Das Banner am Dach der Tennishalle verbleicht schon. „125 Jahre ETV“ steht darauf. Sehen kann man die Schrift kaum, wenn man vor den Umkleideräumen steht und Richtung Fußballplatz schaut. Bei Marion und Jürgen in der Clubkneipe Attacke gibt es frische Frikadellen, „reines Rinderhack“, sagt Marion, außerdem Bier und Wurst, 2,30 Euro. Die Landesligakicker des Eimsbütteler TV kämpfen am Lokstedter Steindamm um den Klassenerhalt in der Hammonia-Staffel, etwa 80 Zuschauer sind dabei, einige sind vom Gegner aus Osdorf mitgekommen. „1:0 für den HSV“, ruft Jürgen raus, „Calhanoglu“. Gute Kunde aus Stellingen, aus einer anderen Fußballwelt. Für die hat man hier noch Interesse, aber längst nichts mehr mit ihr gemeinsam. Das war mal anders.

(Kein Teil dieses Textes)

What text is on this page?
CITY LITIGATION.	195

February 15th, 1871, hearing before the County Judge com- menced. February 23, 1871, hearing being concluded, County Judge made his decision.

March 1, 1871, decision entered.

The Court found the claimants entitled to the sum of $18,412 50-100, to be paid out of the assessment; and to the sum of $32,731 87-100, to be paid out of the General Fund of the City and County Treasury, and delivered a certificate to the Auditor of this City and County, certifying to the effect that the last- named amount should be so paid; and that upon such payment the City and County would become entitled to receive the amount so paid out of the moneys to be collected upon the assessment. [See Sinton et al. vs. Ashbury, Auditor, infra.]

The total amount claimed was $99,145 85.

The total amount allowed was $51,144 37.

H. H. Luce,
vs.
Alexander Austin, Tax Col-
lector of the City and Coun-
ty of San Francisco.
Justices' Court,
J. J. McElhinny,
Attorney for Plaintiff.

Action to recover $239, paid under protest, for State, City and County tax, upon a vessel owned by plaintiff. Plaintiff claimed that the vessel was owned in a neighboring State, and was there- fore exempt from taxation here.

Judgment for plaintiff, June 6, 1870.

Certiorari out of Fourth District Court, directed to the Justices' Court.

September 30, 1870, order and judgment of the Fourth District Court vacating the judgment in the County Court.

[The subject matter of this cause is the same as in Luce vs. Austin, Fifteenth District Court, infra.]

Am 29. April 1934 war in der Zwischenrunde zur Deutschen Meisterschaft Schalke 04 zu Gast beim ETV. Mit Ernst Kuzorra und Fritz Szepan, mit Ötte Tibulski und Ata Urban. Die Knappen, die das folgende Jahrzehnt fußballerisch dominieren sollten mit ihrem flinken Kreiselspiel. Über 10.000 Zuschauer kamen zu dem Spiel ins benachbarte Altona, wohin der ETV ausgewichen war. Nach neun Minuten bereits lagen die Gäste mit 2:0 durch Tore von Ernst Kalwitzki und Szepan in Führung. Doch die Abwehr um Nationalspieler „Ebbe“ Stührk fing sich, der Angriff wurde immer besser. In der zweiten Halbzeit übten die Hamburger Dauerdruck aus. „Das Publikum rast“, notierte die Zeitung „Fußball“. Otto Rohwedder (51. und 61.) glich aus, ehe Willi Reuter zwei Minuten vor Abpfiff tatsächlich der Siegtreffer zum 3:2 gelang. „Eimsbüttel bläst den Schalker Knappen das Licht aus“, heißt es in der zeitgenössischen Berichterstattung. Nicht ganz... Schalke gewann die Gruppe, wurde in der Folge erstmals deutscher Meister und holte den Titel bis 1942 weitere fünfmal.

Dort, wo heute die Tennishalle steht, wo der Autoverkehr Richtung Niendorf in den Feierabend rauscht und das Spielfeld hinter dem kleinen Parkplatz kaum noch zu erkennen ist, dort hat der ETV seit 1911 seine Fußballheimat. Zur Einweihung der Tribüne war am 1. August 1920 der 1. FC Nürnberg zu Gast und gewann mit 3:2. Dass nun am 14. Mai der FC St. Pauli zum „Jubiläumsspiel“ vorbeischaut, ist eine nette Verbeugung vor einem ehemals mehr als gleichwertigen Lokalrivalen.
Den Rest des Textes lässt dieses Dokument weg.